I asked the desk clerk for help (Since I was only in Venice for two nights, I had a hotel room, not an apartment.), and you won't believe what she told me. She said that an international convention of dentists was downstairs!
Sure enough, a dashing dentist from Florence who had done some graduate work in New York City, gave me advice in perfect English that got me through supper. He suggested cleaning and drying the crown as best I could and then using plain old toothpaste as an adhesive. Because I still had another week in Italy and then ten nights in Spain visiting friends, he suggested that I ask the desk clerk to make an appointment for me in town. The next dentist, though not as proficient in English as the one the night before, was within walking distance and was able to solve my dental dilemma for €50 by glueing the crown back in its proper place.

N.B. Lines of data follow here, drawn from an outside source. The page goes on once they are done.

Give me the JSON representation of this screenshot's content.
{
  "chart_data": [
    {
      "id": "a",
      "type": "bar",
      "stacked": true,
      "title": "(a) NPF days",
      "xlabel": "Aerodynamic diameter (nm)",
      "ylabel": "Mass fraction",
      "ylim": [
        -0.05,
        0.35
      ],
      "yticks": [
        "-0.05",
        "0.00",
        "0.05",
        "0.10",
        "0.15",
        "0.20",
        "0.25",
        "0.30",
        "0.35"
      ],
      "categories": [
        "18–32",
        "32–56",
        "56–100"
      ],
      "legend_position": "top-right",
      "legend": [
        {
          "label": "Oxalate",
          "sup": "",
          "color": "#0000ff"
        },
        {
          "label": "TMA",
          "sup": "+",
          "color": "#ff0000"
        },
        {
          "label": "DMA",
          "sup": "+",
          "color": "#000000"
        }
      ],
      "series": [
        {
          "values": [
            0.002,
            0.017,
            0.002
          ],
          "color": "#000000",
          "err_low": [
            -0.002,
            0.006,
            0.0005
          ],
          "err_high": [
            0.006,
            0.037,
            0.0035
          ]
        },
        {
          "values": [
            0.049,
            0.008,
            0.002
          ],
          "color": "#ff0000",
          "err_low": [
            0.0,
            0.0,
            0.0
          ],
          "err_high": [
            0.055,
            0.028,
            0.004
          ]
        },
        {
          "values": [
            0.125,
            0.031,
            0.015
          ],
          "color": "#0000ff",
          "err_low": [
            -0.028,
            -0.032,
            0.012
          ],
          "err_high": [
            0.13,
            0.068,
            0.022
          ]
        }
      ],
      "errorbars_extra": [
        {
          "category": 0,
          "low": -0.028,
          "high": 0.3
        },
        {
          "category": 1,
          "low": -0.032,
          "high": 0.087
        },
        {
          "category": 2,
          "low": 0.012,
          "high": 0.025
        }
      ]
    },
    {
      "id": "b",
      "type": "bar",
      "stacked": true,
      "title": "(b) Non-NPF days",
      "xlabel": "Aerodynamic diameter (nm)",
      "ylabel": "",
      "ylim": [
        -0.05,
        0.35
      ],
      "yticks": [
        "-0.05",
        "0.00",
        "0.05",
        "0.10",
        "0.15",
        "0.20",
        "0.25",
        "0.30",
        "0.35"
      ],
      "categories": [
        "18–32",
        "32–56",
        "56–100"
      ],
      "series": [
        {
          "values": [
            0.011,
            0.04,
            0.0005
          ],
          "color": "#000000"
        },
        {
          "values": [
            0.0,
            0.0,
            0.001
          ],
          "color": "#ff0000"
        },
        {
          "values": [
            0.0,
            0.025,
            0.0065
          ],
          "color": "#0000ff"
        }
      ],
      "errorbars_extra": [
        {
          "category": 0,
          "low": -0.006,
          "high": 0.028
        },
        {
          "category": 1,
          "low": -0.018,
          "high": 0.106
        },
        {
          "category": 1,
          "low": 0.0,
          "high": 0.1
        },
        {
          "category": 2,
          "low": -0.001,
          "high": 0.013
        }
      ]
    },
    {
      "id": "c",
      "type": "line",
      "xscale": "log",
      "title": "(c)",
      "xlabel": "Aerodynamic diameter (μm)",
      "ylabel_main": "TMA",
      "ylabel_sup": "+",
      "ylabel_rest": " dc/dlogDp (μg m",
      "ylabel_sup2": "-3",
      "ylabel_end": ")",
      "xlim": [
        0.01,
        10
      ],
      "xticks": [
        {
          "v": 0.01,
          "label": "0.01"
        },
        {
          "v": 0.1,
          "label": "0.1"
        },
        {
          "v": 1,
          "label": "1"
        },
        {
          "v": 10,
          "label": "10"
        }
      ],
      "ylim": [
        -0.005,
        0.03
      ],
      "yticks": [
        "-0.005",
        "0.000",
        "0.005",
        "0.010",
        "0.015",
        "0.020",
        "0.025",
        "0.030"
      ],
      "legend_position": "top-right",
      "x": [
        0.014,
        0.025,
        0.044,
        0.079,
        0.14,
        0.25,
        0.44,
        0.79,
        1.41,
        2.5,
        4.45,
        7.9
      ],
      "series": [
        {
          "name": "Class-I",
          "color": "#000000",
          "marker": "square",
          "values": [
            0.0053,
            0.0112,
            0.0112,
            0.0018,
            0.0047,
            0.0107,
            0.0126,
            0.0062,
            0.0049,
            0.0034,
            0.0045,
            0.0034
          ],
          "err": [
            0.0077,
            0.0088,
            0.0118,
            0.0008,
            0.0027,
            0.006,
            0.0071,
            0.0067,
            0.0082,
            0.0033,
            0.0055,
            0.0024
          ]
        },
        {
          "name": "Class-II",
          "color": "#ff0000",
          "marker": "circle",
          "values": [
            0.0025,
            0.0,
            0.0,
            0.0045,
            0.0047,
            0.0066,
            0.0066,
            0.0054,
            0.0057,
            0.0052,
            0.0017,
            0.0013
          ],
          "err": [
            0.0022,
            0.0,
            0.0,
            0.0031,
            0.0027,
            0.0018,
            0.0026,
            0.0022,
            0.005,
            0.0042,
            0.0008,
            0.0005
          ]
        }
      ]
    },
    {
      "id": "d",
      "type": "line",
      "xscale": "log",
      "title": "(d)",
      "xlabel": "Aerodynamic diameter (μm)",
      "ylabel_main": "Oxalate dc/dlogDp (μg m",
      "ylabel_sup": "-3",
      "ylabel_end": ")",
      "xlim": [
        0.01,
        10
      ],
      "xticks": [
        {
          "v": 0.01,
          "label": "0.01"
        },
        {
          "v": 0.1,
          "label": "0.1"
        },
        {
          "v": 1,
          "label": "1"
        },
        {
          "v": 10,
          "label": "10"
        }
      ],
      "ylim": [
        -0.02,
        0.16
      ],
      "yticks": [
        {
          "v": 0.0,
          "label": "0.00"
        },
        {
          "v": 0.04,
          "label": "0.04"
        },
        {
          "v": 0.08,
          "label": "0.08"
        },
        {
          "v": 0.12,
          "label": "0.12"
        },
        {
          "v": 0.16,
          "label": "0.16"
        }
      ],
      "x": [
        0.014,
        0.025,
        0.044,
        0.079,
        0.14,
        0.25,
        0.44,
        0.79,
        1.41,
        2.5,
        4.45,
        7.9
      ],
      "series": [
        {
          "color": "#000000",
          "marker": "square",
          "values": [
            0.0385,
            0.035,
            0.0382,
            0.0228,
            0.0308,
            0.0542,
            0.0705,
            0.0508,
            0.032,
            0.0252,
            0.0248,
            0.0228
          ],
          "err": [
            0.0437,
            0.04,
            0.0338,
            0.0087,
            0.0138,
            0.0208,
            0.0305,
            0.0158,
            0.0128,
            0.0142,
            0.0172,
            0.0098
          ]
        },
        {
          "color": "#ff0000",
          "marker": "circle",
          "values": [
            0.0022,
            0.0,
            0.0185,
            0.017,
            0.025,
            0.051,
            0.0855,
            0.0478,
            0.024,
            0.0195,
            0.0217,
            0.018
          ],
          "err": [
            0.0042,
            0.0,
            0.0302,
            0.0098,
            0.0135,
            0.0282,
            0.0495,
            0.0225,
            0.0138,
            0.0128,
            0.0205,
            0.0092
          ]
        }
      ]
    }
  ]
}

Of course, it's not every day you find a dental convention when your crown falls out, but I think you will find that, no matter the problem, there are people all over Europe who are anxious to help you in any way they can.
|Street in Arles|
In Arles, France (Provence region), my friend did indeed break her leg, and we found an excellent doctor who spoke flawless English (This was helpful as my friend's French was nonexistent.), got crutches at the local pharmacie (Look for green crosses.), and rented a wheelchair at the medical apparatus store. While Mary eventually decided to go back to the States early, it was because she didn't feel comfortable riding in my friends' car for two weeks (They had driven up from Spain.), not because the medical care was inadequate.

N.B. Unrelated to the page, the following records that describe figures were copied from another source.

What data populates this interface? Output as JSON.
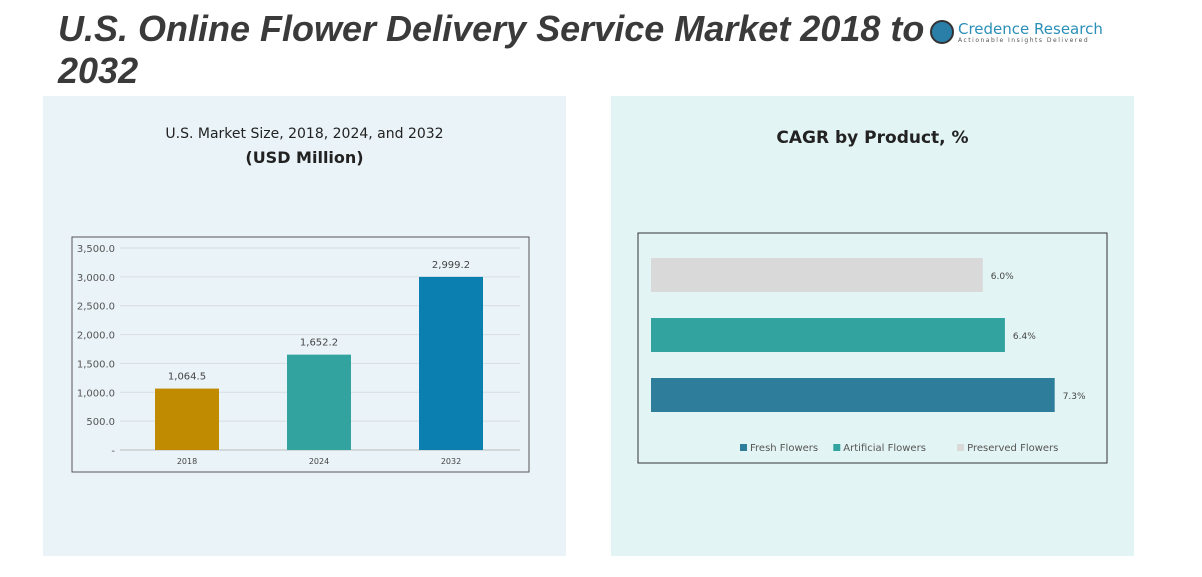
{
  "title": "U.S. Online Flower Delivery Service Market 2018 to 2032",
  "logo": {
    "name": "Credence Research",
    "tagline": "Actionable Insights Delivered"
  },
  "chart_data": [
    {
      "type": "bar",
      "title": "U.S. Market Size, 2018, 2024, and 2032",
      "subtitle": "(USD Million)",
      "categories": [
        "2018",
        "2024",
        "2032"
      ],
      "values": [
        1064.5,
        1652.2,
        2999.2
      ],
      "labels": [
        "1,064.5",
        "1,652.2",
        "2,999.2"
      ],
      "colors": [
        "#c08b00",
        "#33a3a0",
        "#0a7fb0"
      ],
      "ylim": [
        0,
        3500
      ],
      "yticks": [
        "-",
        "500.0",
        "1,000.0",
        "1,500.0",
        "2,000.0",
        "2,500.0",
        "3,000.0",
        "3,500.0"
      ],
      "grid": true
    },
    {
      "type": "bar",
      "orientation": "horizontal",
      "title": "CAGR by Product, %",
      "categories": [
        "Preserved Flowers",
        "Artificial Flowers",
        "Fresh Flowers"
      ],
      "values": [
        6.0,
        6.4,
        7.3
      ],
      "labels": [
        "6.0%",
        "6.4%",
        "7.3%"
      ],
      "colors": [
        "#d9d9d9",
        "#33a3a0",
        "#2e7d9a"
      ],
      "legend": [
        "Fresh Flowers",
        "Artificial Flowers",
        "Preserved Flowers"
      ],
      "legend_position": "bottom"
    }
  ]
}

The entire story of Mary's leg is much too long for this blog post, but you can read all the details and learn about all the wonderful people who helped us by searching through this blog for the original articles or by getting a copy of my book, Europe on a Dime.
If I've finally convinced you that you can travel in Europe as confidently as you can in the United States, knowing that strangers will always lend a hand and excellent medical and dental care are readily available, you may be left with one question. Will you be able to pay for it? If you do not have insurance that is valid anywhere in the world, you may wonder whether you need trip insurance to cover any of those emergencies that might arise.
I would never presume to answer that question for you, but I can tell you that my friend's broken leg cost her less than $100 for X-rays, the doctor's examination and cast, the crutches and wheelchair. Medical care in Europe, where socialized medicine reigns, is remarkably cheap. Still, the decision is yours. I never buy insurance while my fiance won't step foot on a plane without it.
For another perspective, you may want to read these comments from Paul Terhorst. Terhorst, who retired in 1984 when he was 35, now spends his time traveling all over the world. He and his wife spend a year in Paris, six months in Chiang Mai or the winter in Argentina. Terhorst regularly writes for Kathleen Pedicord, editor of the blog, "Live and Invest Overseas." This is what he has to say about travel insurance.
So, I hope you're ready to get out of that La-Z-Boy. You will find a community anxious to welcome you on the other side of the Atlantic offering emergency care that is not only affordable, but first-rate. And exploring Europe is a lot more fun than fishing in Montana!